Сабли ложатся в воздух крестами. Впереди плетни, огороды, далекие купы подсолнухов. Первые вспышки выстрелов.
Горшенин сидел над страницами пьесы, испещренными рукою жены. Красная птица смотрела на него не мигая.
10
Он любил эти ночные часы. Тишина, темнота. Поиск в ночи.

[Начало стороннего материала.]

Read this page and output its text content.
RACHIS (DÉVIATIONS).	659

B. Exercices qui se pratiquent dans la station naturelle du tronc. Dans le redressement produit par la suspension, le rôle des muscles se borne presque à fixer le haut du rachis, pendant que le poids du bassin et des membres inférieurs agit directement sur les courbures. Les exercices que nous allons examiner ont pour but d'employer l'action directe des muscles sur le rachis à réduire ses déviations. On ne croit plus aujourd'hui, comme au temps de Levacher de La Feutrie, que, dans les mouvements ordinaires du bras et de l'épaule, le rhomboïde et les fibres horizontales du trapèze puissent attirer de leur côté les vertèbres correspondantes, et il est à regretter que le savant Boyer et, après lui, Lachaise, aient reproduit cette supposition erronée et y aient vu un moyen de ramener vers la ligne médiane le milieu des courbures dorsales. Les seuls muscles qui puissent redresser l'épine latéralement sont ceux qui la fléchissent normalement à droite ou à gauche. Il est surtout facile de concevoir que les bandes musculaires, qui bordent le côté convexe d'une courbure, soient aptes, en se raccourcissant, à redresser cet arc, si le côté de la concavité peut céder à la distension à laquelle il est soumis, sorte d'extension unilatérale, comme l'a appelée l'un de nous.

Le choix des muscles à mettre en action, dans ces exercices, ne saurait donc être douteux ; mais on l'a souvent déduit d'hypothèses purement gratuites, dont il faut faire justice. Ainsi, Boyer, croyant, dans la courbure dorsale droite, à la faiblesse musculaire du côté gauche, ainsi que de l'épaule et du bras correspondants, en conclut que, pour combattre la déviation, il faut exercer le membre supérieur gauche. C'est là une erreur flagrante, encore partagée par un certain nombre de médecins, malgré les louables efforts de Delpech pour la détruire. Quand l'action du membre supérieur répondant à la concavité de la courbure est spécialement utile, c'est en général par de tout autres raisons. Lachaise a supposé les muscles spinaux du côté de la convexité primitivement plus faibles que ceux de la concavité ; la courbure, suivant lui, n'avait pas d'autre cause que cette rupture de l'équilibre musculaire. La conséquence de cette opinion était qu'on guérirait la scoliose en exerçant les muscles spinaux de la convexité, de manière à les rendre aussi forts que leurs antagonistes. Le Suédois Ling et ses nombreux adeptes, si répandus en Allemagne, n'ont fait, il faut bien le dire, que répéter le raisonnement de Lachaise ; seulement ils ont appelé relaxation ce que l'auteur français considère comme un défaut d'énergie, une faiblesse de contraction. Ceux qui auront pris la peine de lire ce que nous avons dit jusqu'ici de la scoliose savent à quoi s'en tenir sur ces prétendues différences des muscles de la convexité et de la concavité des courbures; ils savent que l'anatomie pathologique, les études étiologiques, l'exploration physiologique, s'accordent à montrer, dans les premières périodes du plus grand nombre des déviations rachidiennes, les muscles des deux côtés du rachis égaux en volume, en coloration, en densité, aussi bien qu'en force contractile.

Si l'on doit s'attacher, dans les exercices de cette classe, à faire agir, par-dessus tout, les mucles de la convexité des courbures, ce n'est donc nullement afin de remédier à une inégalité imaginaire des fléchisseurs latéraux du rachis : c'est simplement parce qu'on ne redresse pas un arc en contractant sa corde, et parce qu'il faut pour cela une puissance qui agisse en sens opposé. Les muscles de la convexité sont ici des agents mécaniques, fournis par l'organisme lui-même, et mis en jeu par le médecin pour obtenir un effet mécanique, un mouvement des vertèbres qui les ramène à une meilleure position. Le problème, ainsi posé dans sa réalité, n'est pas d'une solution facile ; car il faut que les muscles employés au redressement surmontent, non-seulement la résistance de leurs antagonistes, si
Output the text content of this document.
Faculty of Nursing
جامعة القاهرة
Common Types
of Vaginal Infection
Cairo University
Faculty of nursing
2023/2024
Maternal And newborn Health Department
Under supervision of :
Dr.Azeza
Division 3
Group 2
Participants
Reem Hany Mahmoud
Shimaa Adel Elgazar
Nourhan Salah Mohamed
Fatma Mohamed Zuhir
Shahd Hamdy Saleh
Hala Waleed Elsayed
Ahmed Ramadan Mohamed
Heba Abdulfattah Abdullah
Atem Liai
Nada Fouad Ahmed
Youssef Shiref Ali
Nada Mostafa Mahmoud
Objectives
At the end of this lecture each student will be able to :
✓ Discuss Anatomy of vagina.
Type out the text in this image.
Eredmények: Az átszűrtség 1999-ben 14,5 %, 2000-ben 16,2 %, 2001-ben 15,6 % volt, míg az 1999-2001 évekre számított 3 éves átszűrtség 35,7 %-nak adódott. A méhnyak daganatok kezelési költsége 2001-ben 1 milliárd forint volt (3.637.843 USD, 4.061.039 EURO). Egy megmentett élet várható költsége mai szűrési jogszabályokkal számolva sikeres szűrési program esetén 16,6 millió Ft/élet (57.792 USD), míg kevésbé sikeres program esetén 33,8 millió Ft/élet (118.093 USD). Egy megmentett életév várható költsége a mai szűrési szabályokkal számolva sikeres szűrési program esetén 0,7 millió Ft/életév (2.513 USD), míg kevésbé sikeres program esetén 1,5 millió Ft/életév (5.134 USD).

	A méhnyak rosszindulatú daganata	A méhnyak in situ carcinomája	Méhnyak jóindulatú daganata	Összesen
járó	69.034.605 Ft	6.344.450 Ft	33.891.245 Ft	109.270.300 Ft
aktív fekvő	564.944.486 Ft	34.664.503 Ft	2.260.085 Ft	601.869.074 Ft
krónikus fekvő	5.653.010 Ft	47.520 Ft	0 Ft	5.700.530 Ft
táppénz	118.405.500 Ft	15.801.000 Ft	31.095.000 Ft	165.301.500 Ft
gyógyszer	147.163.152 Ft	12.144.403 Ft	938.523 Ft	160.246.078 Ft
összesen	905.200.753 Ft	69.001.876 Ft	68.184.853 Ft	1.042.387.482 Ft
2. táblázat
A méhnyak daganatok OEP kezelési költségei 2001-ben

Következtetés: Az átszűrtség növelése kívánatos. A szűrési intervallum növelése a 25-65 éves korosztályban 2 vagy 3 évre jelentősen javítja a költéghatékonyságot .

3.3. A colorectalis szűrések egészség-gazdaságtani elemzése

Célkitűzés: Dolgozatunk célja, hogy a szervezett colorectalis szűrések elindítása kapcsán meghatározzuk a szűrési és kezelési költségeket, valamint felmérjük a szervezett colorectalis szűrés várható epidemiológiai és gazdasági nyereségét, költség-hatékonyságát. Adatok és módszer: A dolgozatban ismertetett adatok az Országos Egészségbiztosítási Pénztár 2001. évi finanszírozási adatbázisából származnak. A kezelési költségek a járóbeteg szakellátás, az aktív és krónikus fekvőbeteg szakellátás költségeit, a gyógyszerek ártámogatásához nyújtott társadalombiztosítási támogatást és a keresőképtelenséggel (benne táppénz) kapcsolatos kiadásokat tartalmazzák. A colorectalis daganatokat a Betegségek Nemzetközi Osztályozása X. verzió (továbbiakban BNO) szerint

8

Он — раскрытый в небо радар. Плавно качает антенной, процеживает небо. В закрытых глазах, на экранах — бесчисленные малые искры. И внезапная вспышка. Ярче, сильней. Дрожит и пульсирует, вызывает боль и тревогу. Слабый сигнал, принятый из небес. Мольба о спасении. Весть о гибнущей, охваченной пламенем душе, падающей книзу. И он в тревоге, в панике. Шарит антенной, стараясь понять: где источник страдания? В каком участке вселенной происходит бедствие?
Тут, на Земле. А точнее?.. Беда в Ядринске, здесь, под боком… Близко, за Иртышом, в слободе Кондашевке. В доме, где мама и бабушка… Бабушка!
В этот час, думал он, вся длинная улица темна, непроглядна. Только в доме, на втором этаже, бросая отсвет на снег, одиноко и желто горит окно. В комнате, знакомой до трещинки на старинном буфете, мать, полуодетая, опустошенная, сидит молчаливо, без слез. Среди склянок, бурей разворошенных предметов, на ярком свету — бабушка, маленькая, неживая.
Видение сорвало его с места. Накинул шубу. Нахлобучил шапку. Не веря, моля, возвращая вспять образ, отдаляя его назад, в мироздание, превращая снова в звездную точку, бежал по морозу. Силой любви и души гнал в обратную сторону время, воскрешал ее хрупкую жизнь.
Пронесся по рынку, где на голых, луной залитых прилавках блестела подсолнечная шелуха, темнели застывшие лужицы брусничного сока. Миновал пустынную, без теней, площадь с ледяной колеей, с жестяными старыми вывесками и одной подновленной, тускло-глянцевой. Пробежал белый каменный короб бывшего постоялого двора, развалившийся, со щербатым дверным оскалом. Вынесся на ветреный, метельно-жгучий простор Иртыша, изломанного льдами, — след прошедшего осенью последнего каравана. Бежал и поскальзывался по накатанной, в наледях, дороге, глядя на мутные ночные вспышки огней на том берегу, на зарево стройки. На заречную Кондашевку надвинулась вдруг из снежных лугов и лесов железная труба газопровода, уткнулась в деревянные улицы и грызет их, долбит, осыпает искрами. Вот и берег, проулок. Скрипят упрятанные в снег тротуары. Звякнул знакомо мосток. Ближе, ближе. Сейчас возникнет окно, желтый свет на сугробе. Не гори, не гори! Погасни! Вывернул за угол. Встал, дыша остро паром. Двухэтажный бревенчатый дом. Черные, в лунной слюде окна. Обломанная резьба по карнизу. Натоптанный снег у ворот.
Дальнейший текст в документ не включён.